CONGREGATIONS are all too familiar with the first person plural. It crops up in sermons across all the church traditions. “We have all sinned.” “As our Lady told us . . .” “It’s time we sorted social care once and for all.” Unless the preacher is particularly egotistical (admittedly some are), they have wrestled with their own demons and worked out their own salvation in private. From the pulpit, therefore, there is never any doubt about what preachers mean by “we”. They mean “you”. The Queen, of course, uses “we” to mean “I”, though the individual is subsumed in the institution.
When Boris Johnson addressed the Commons on Monday afternoon on the subject of the short update released an hour earlier by Sue Gray, the civil servant who took on the task of investigating the various parties allegedly held in Downing Street and different government offices, he began his short statement in the first person singular: “I would like to make a statement . . . I want to express my deepest gratitude . . . etc.” And then: “Firstly, I want to say sorry.” At that point, however, he switched immediately to the first person plural: “Sorry for the things we simply did not get right . . . We must look at ourselves in the mirror and we must learn . . . We must learn from these events and act now.” By presenting himself as the person who would respond to Ms Gray’s criticisms with structural changes, he made it clear whom he meant by “we”. He meant “them” — as yet unnamed culprits who had let the country down while he was busy getting Brexit done, etc.

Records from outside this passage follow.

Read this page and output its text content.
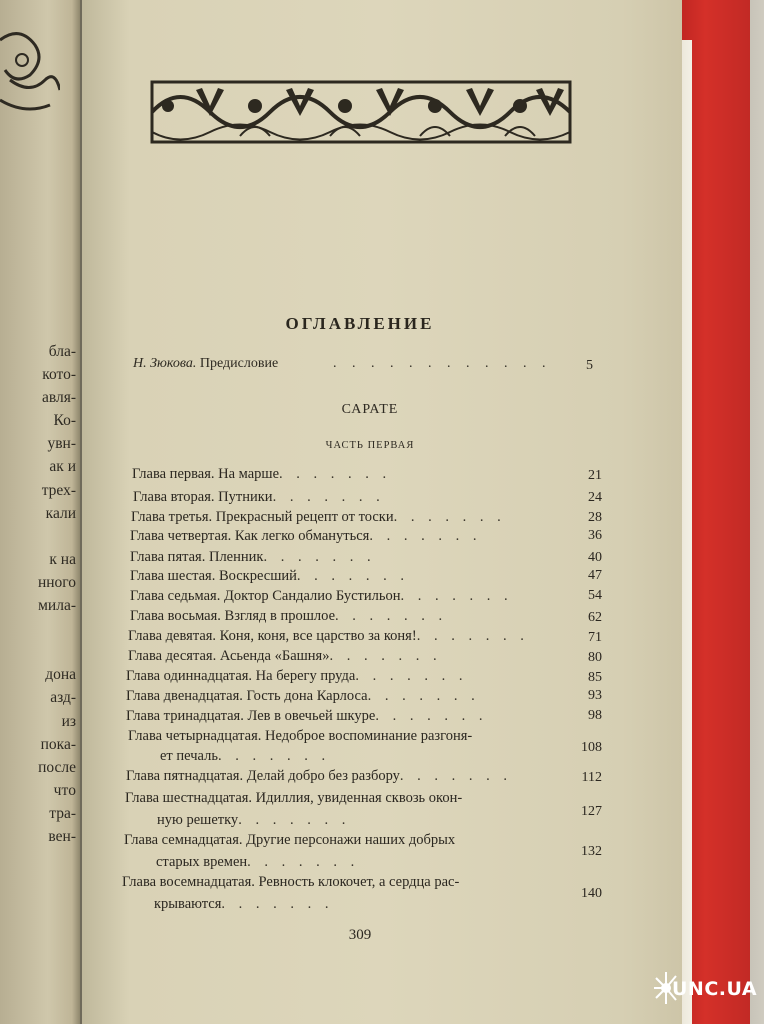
бла-
кото-
авля-
Ко-
увн-
ак и
трех-
кали

к на
нного
мила-

дона
азд-
из
пока-
после
чтo
тра-
вен-
ОГЛАВЛЕНИЕ
Н. Зюкова. Предисловие	. . . . . . . . . . . . 5
САРАТЕ
ЧАСТЬ ПЕРВАЯ
Глава первая. На марше. . . . . . .	21
Глава вторая. Путники. . . . . . .	24
Глава третья. Прекрасный рецепт от тоски. . . . . . .	28
Глава четвертая. Как легко обмануться. . . . . . .	36
Глава пятая. Пленник. . . . . . .	40
Глава шестая. Воскресший. . . . . . .	47
Глава седьмая. Доктор Сандалио Бустильон. . . . . . .	54
Глава восьмая. Взгляд в прошлое. . . . . . .	62
Глава девятая. Коня, коня, все царство за коня!. . . . . . .	71
Глава десятая. Асьенда «Башня». . . . . . .	80
Глава одиннадцатая. На берегу пруда. . . . . . .	85
Глава двенадцатая. Гость дона Карлоса. . . . . . .	93
Глава тринадцатая. Лев в овечьей шкуре. . . . . . .	98
Глава четырнадцатая. Недоброе воспоминание разгоня-
ет печаль. . . . . . .
108
Глава пятнадцатая. Делай добро без разбору. . . . . . .	112
Глава шестнадцатая. Идиллия, увиденная сквозь окон-
ную решетку. . . . . . .
127
Глава семнадцатая. Другие персонажи наших добрых
старых времен. . . . . . .
132
Глава восемнадцатая. Ревность клокочет, а сердца рас-
крываются. . . . . . .
140
309
UNC.UA
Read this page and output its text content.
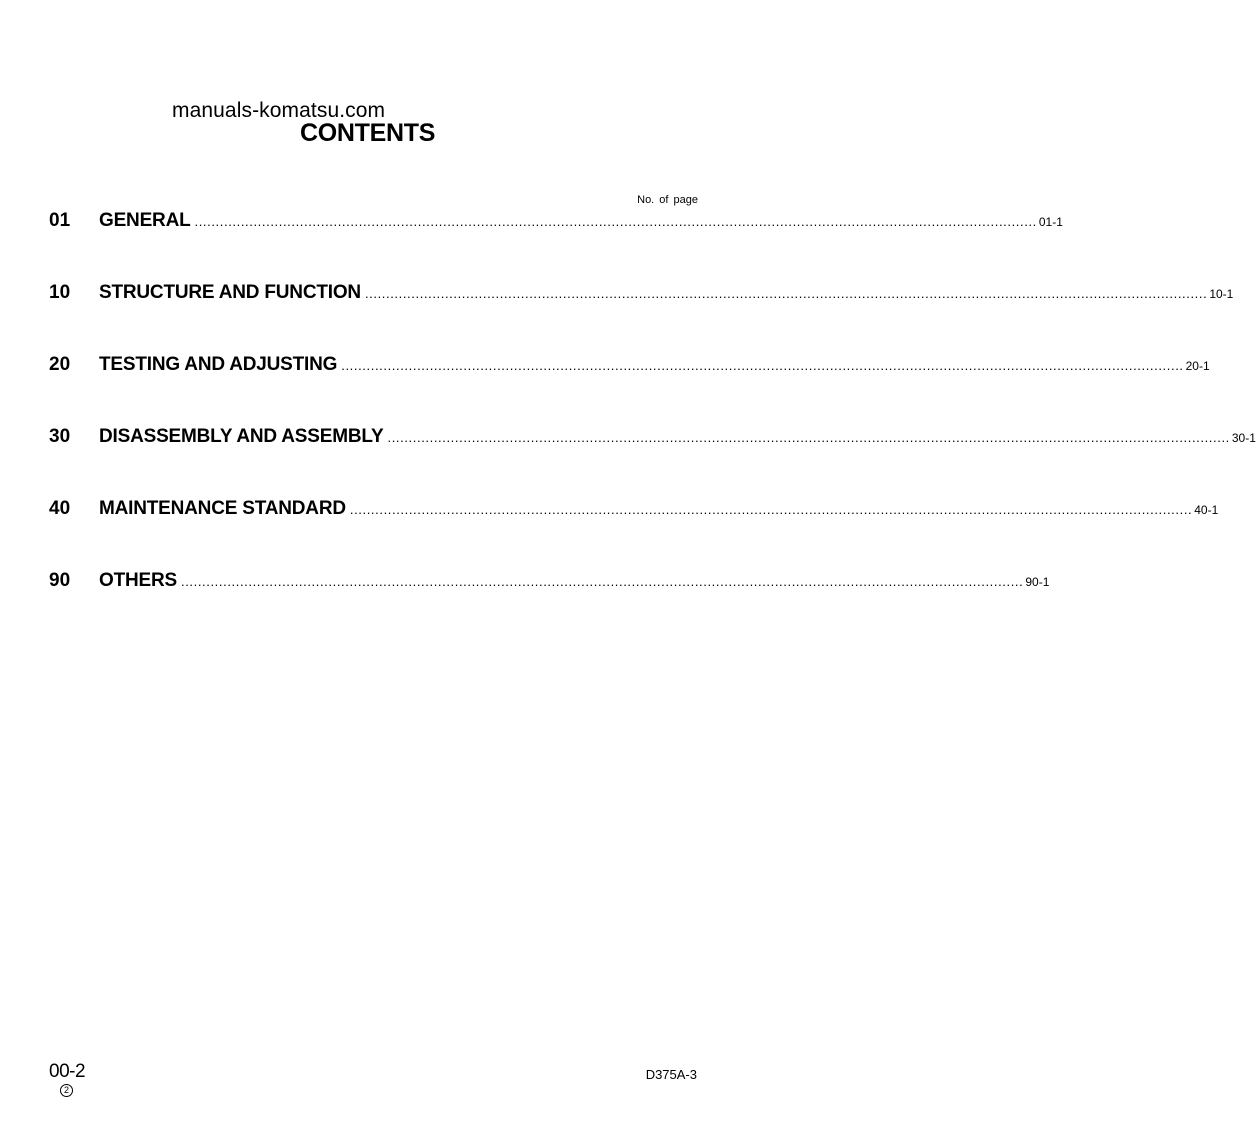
manuals-komatsu.com
CONTENTS
No. of page
01	GENERAL ........................................................................................................................................................................................................ 01-1
10	STRUCTURE AND FUNCTION ........................................................................................................................................................................................................ 10-1
20	TESTING AND ADJUSTING ........................................................................................................................................................................................................ 20-1
30	DISASSEMBLY AND ASSEMBLY ........................................................................................................................................................................................................ 30-1
40	MAINTENANCE STANDARD ........................................................................................................................................................................................................ 40-1
90	OTHERS ........................................................................................................................................................................................................ 90-1
00-2
2
D375A-3
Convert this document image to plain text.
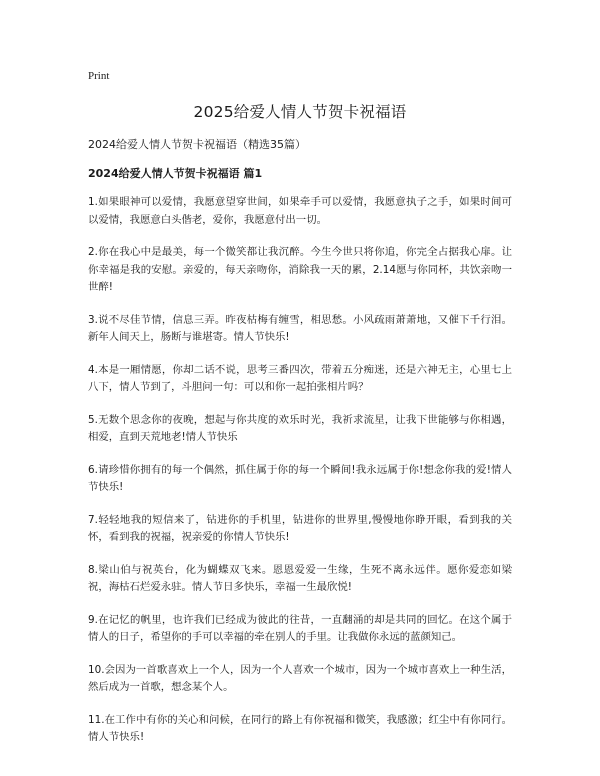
Print
2025给爱人情人节贺卡祝福语

2024给爱人情人节贺卡祝福语（精选35篇）

2024给爱人情人节贺卡祝福语 篇1

1.如果眼神可以爱情，我愿意望穿世间，如果牵手可以爱情，我愿意执子之手，如果时间可以爱情，我愿意白头偕老，爱你，我愿意付出一切。

2.你在我心中是最美，每一个微笑都让我沉醉。今生今世只将你追，你完全占据我心扉。让你幸福是我的安慰。亲爱的，每天亲吻你，消除我一天的累，2.14愿与你同杯，共饮亲吻一世醉!

3.说不尽佳节情，信息三弄。昨夜枯梅有缠雪，相思愁。小风疏雨萧萧地，又催下千行泪。新年人间天上，肠断与谁堪寄。情人节快乐!

4.本是一厢情愿，你却二话不说，思考三番四次，带着五分痴迷，还是六神无主，心里七上八下，情人节到了，斗胆问一句：可以和你一起拍张相片吗？

5.无数个思念你的夜晚，想起与你共度的欢乐时光，我祈求流星，让我下世能够与你相遇，相爱，直到天荒地老!情人节快乐

6.请珍惜你拥有的每一个偶然，抓住属于你的每一个瞬间!我永远属于你!想念你我的爱!情人节快乐!

7.轻轻地我的短信来了，钻进你的手机里，钻进你的世界里,慢慢地你睁开眼，看到我的关怀，看到我的祝福，祝亲爱的你情人节快乐!

8.梁山伯与祝英台，化为蝴蝶双飞来。恩恩爱爱一生缘，生死不离永远伴。愿你爱恋如梁祝，海枯石烂爱永驻。情人节日多快乐，幸福一生最欣悦!

9.在记忆的帆里，也许我们已经成为彼此的往昔，一直翻涌的却是共同的回忆。在这个属于情人的日子，希望你的手可以幸福的牵在别人的手里。让我做你永远的蓝颜知己。

10.会因为一首歌喜欢上一个人，因为一个人喜欢一个城市，因为一个城市喜欢上一种生活，然后成为一首歌，想念某个人。

11.在工作中有你的关心和问候，在同行的路上有你祝福和微笑，我感激；红尘中有你同行。情人节快乐!
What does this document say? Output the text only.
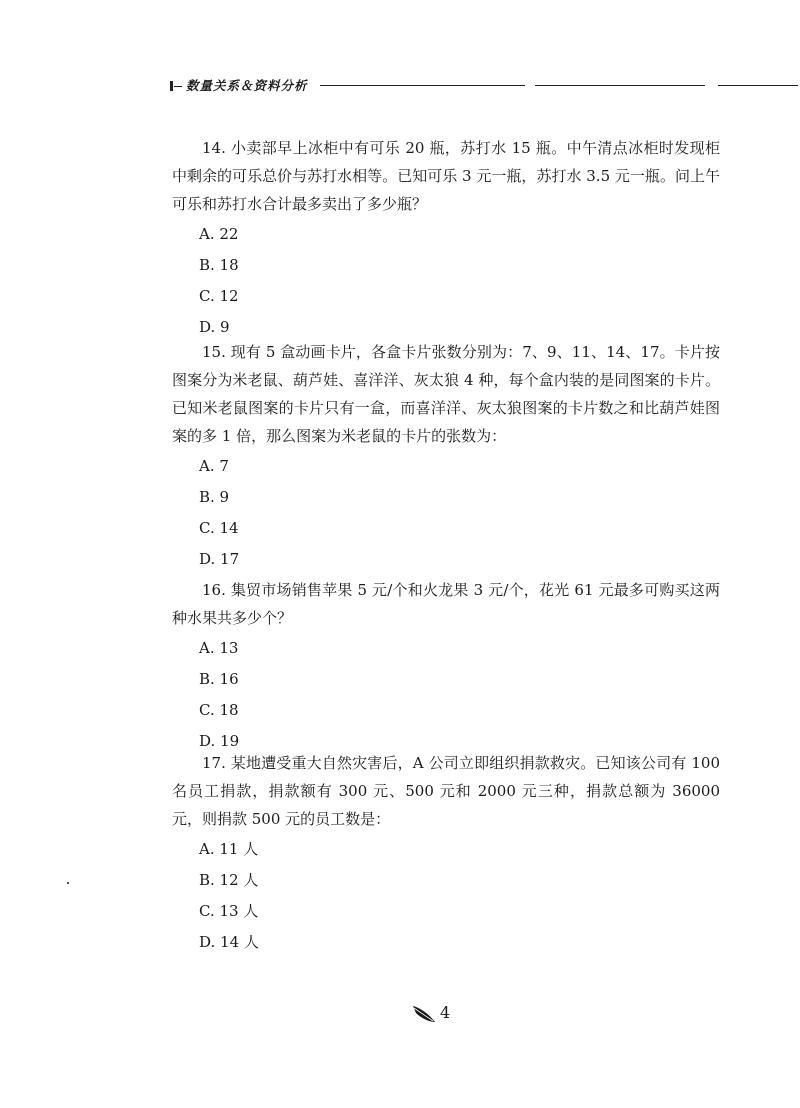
数量关系＆资料分析

14. 小卖部早上冰柜中有可乐 20 瓶，苏打水 15 瓶。中午清点冰柜时发现柜中剩余的可乐总价与苏打水相等。已知可乐 3 元一瓶，苏打水 3.5 元一瓶。问上午可乐和苏打水合计最多卖出了多少瓶？

A. 22

B. 18

C. 12

D. 9

15. 现有 5 盒动画卡片，各盒卡片张数分别为：7、9、11、14、17。卡片按图案分为米老鼠、葫芦娃、喜洋洋、灰太狼 4 种，每个盒内装的是同图案的卡片。已知米老鼠图案的卡片只有一盒，而喜洋洋、灰太狼图案的卡片数之和比葫芦娃图案的多 1 倍，那么图案为米老鼠的卡片的张数为：

A. 7

B. 9

C. 14

D. 17

16. 集贸市场销售苹果 5 元/个和火龙果 3 元/个，花光 61 元最多可购买这两种水果共多少个？

A. 13

B. 16

C. 18

D. 19

17. 某地遭受重大自然灾害后，A 公司立即组织捐款救灾。已知该公司有 100 名员工捐款，捐款额有 300 元、500 元和 2000 元三种，捐款总额为 36000 元，则捐款 500 元的员工数是：

A. 11 人

B. 12 人

C. 13 人

D. 14 人

4
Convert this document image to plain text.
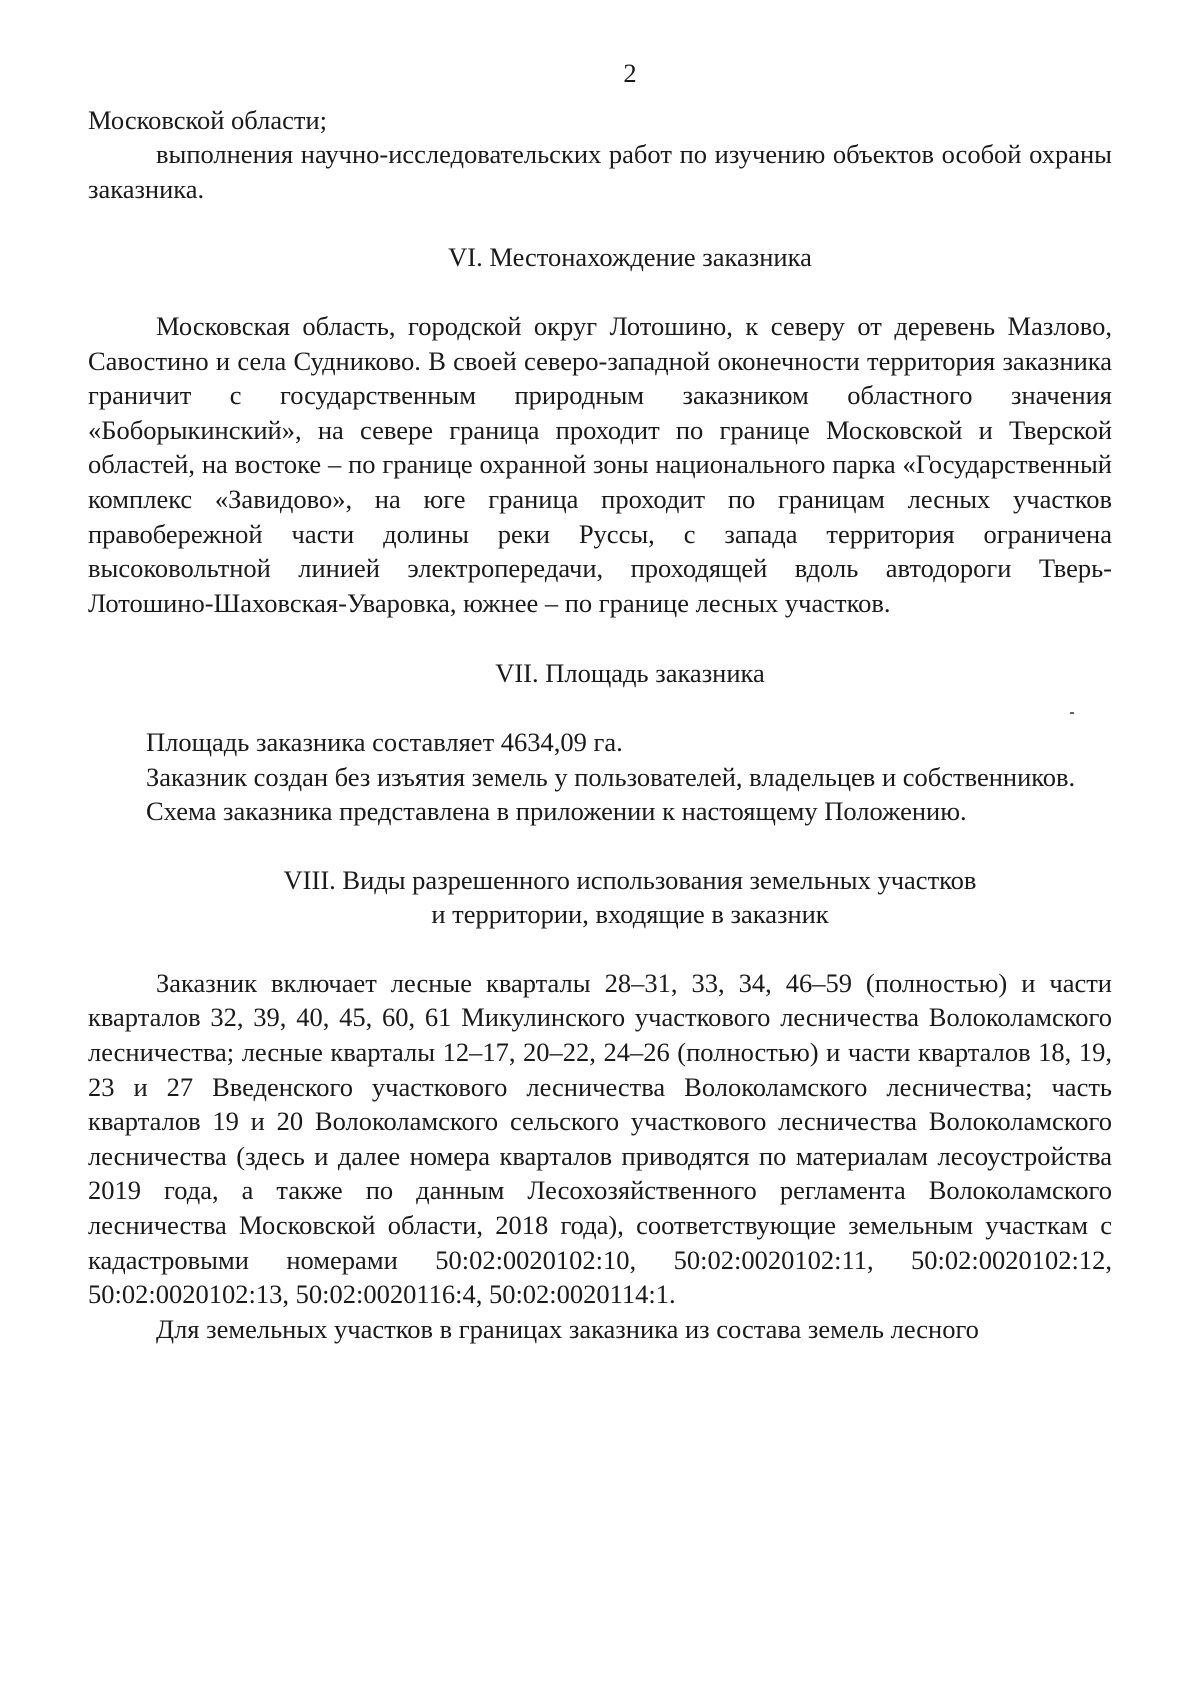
2

Московской области;

выполнения научно-исследовательских работ по изучению объектов особой охраны заказника.

VI. Местонахождение заказника

Московская область, городской округ Лотошино, к северу от деревень Мазлово, Савостино и села Судниково. В своей северо-западной оконечности территория заказника граничит с государственным природным заказником областного значения «Боборыкинский», на севере граница проходит по границе Московской и Тверской областей, на востоке – по границе охранной зоны национального парка «Государственный комплекс «Завидово», на юге граница проходит по границам лесных участков правобережной части долины реки Руссы, с запада территория ограничена высоковольтной линией электропередачи, проходящей вдоль автодороги Тверь-Лотошино-Шаховская-Уваровка, южнее – по границе лесных участков.

VII. Площадь заказника

Площадь заказника составляет 4634,09 га.

Заказник создан без изъятия земель у пользователей, владельцев и собственников.

Схема заказника представлена в приложении к настоящему Положению.

VIII. Виды разрешенного использования земельных участков
и территории, входящие в заказник

Заказник включает лесные кварталы 28–31, 33, 34, 46–59 (полностью) и части кварталов 32, 39, 40, 45, 60, 61 Микулинского участкового лесничества Волоколамского лесничества; лесные кварталы 12–17, 20–22, 24–26 (полностью) и части кварталов 18, 19, 23 и 27 Введенского участкового лесничества Волоколамского лесничества; часть кварталов 19 и 20 Волоколамского сельского участкового лесничества Волоколамского лесничества (здесь и далее номера кварталов приводятся по материалам лесоустройства 2019 года, а также по данным Лесохозяйственного регламента Волоколамского лесничества Московской области, 2018 года), соответствующие земельным участкам с кадастровыми номерами 50:02:0020102:10, 50:02:0020102:11, 50:02:0020102:12, 50:02:0020102:13, 50:02:0020116:4, 50:02:0020114:1.

Для земельных участков в границах заказника из состава земель лесного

Mr Johnson has had innumerable opportunities to make this right with little harm to himself. It is even possible to imagine a way in which, earlier in the saga, with his bad-boy persona, he could have got away with accepting a fixed penalty from the police for breaking Covid regulations: “It was only ten minutes, but I utterly accept that it was wrong, and I’ve insisted that the police issue me with a fine.” The fact that he has ducked every opportunity — what Lord Turnbull, Cabinet Secretary under Tony Blair, called his “schoolboy’s ‘dog-ate-my-homework’ series of excuses” on the BBC Panorama programme on Monday — is what has caused MPs in Mr Johnson’s own party to despair of his character. They know, of course, that it suited electioneering. Paradoxically, the policy designed to distract people from Partygate, i.e. talking up the serious issues that this Government faces, has forced his colleagues to doubt whether he has the character to meet these challenges.
The general confession, whether in a modern service or the one that Mr Johnson would have grown up with at school, uses “we” freely. “We do earnestly repent, and are heartily sorry for these our misdoings.” Everyone who follows the instruction to make that confession, meekly and in public, is clear that they mean “I”. Mr Johnson’s reluctance to confess has failed to turned aside the wrath and indignation against him. More sadly, it is denying him the comfort of absolution.